You're claiming that the IdentityObject vs. ValueObject and value class vs. primitive class distinctions should be treated the same, but what I'm illustrating here is that they are different kinds of properties. The first is a property of a class (or of all instances of a class), the second of a type (or a container with a type).

I don't understand why you want Point.ref/LPoint; to be a PrimitiveObject and not a ValueObject.
We have QPoint;[] <: LPoint;[] so LPoint; implements ValueObject and QPoint; implements PrimitiveObject.

Classes implement interfaces. Types have subtyping relationships *derived from* classes. The mechanism of encoding a property with an interface thus involves attaching that interface to a particular class.

So if you want QPoint <: PrimitiveObject, it must be the case that *class* Point implements PrimitiveObject. And then it will be the case also that LPoint <: PrimitiveObject.
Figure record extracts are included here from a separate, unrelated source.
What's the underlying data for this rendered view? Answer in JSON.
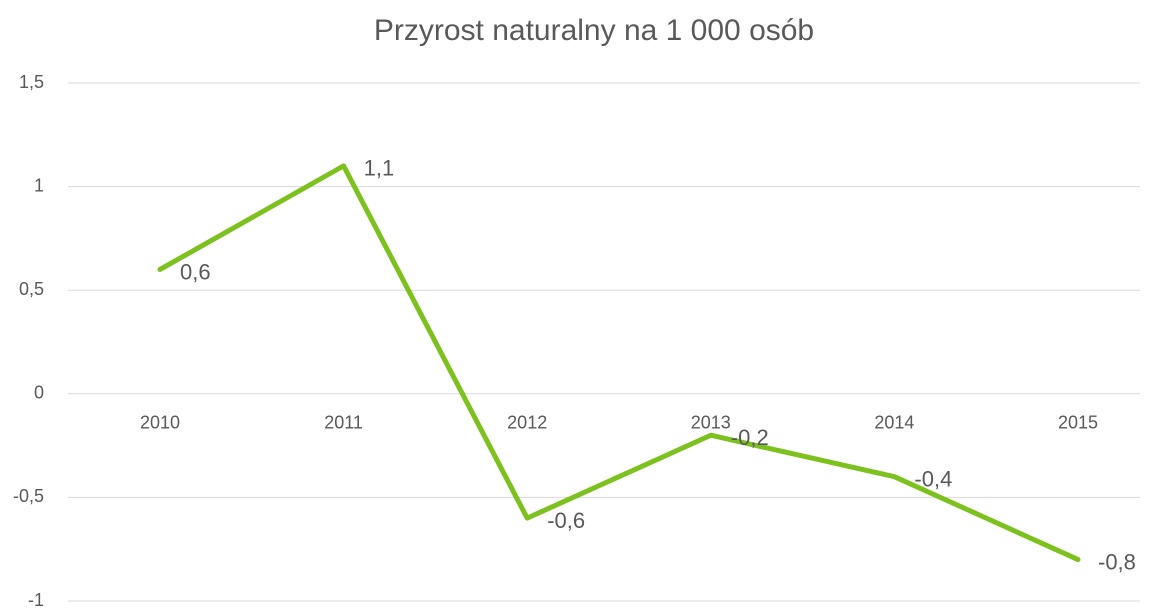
{
  "chart_data": {
    "type": "line",
    "title": "Przyrost naturalny na 1 000 osób",
    "categories": [
      "2010",
      "2011",
      "2012",
      "2013",
      "2014",
      "2015"
    ],
    "series": [
      {
        "name": "Przyrost naturalny",
        "color": "#7cc11d",
        "values": [
          0.6,
          1.1,
          -0.6,
          -0.2,
          -0.4,
          -0.8
        ],
        "value_labels": [
          "0,6",
          "1,1",
          "-0,6",
          "-0,2",
          "-0,4",
          "-0,8"
        ]
      }
    ],
    "ylim": [
      -1,
      1.5
    ],
    "yticks": [
      -1,
      {
        "value": -0.5,
        "label": "-0,5"
      },
      0,
      {
        "value": 0.5,
        "label": "0,5"
      },
      1,
      {
        "value": 1.5,
        "label": "1,5"
      }
    ],
    "grid": true
  }
}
(I don't want any of this. What I want is for there to be just one interface, ValueObject, that indicates identity-free semantics for a class/object, and I want class Point to implement that interface.)
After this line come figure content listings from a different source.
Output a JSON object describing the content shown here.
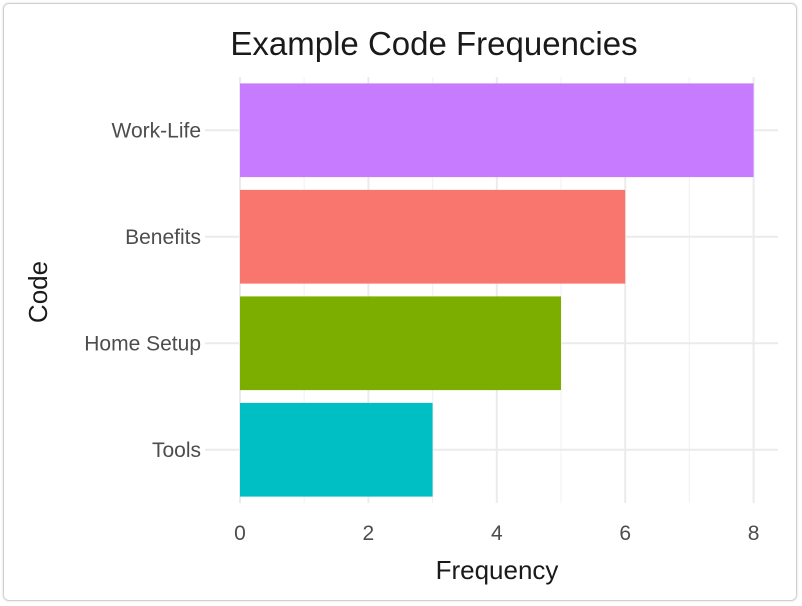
{
  "chart_data": {
    "type": "bar",
    "orientation": "horizontal",
    "title": "Example Code Frequencies",
    "xlabel": "Frequency",
    "ylabel": "Code",
    "categories": [
      "Work-Life",
      "Benefits",
      "Home Setup",
      "Tools"
    ],
    "values": [
      8,
      6,
      5,
      3
    ],
    "colors": [
      "#C77CFF",
      "#F8766D",
      "#7CAE00",
      "#00BFC4"
    ],
    "xlim": [
      0,
      8.4
    ],
    "x_ticks": [
      "0",
      "2",
      "4",
      "6",
      "8"
    ],
    "grid": true,
    "legend": "none"
  }
}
Meanwhile, I'd suggest writing the method like this, using universal generics:

<T>  public void m(T[] array, int index) {
   array[index] = null;  // null warning
 }

If you are Okay with code that can raise a NPE, why are you not Okay with code that can raise an IllegalMonitorStateException ?
Or said differently why ValueObject and not PrimitiveObject.

You've lost me here.

I showed an example that uses universal generics. The type variable T ranges over both primitive and reference types, so may not be nullable. It is improper to write a null into a T[]. As a concession to compatibility, we want to treat this as a warning rather than an error, because plenty of code like this exists today.
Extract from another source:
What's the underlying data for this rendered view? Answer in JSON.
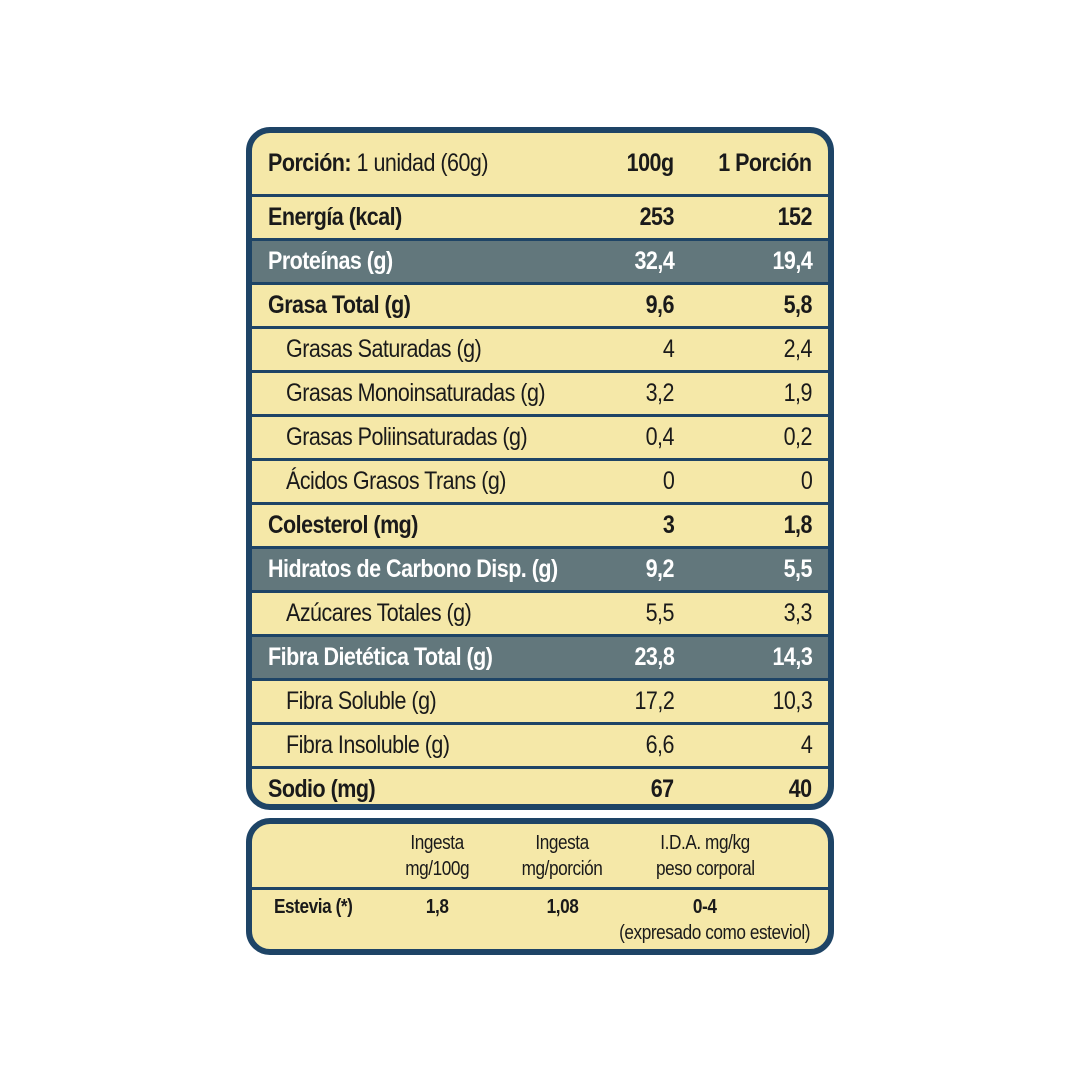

Similarly, there may be code that ranges over both value objects and identity objects. An easy way to do this is with a variable of type Object. It is improper to synchronize on an Object that may be a value object. Again, as a concession to compatibility, we probably want to treat this as a warning.

public void m(Object obj) {
    synchronized (obj) { // warning
        ...
    }
}

These are both situations where being able to detect properties of the input could be useful to avoid runtime errors, but that doesn't mean the mechanism should be the same for both. (And I explained above why testing for PrimitiveObject[] wouldn't do what you want it to do.)

Object can't be an identity class, at compile time or run time, because some subclasses of Object are value classes.
Object the type is not an identity class, but Object the class (the Object in "new Object()") is an identity class.

You're envisioning a different model for types and classes than the one we have.

An instance of a class is also an instance of (and carries the properties of) its superclasses. Value objects are instances of the class Object.

I can imagine a design in which we say that instances of Object may be either identity or value objects, but direct instances of the class are always identity objects. But this is not how we've handled the property anywhere else, and it breaks some invariants. We've gotten where we are because it seemed less disruptive to introduce a subclass of Object that can behave like a normal identity class.

(I think we can explore this more, though, and note that I didn't say anything about interfaces above. It's orthogonal.)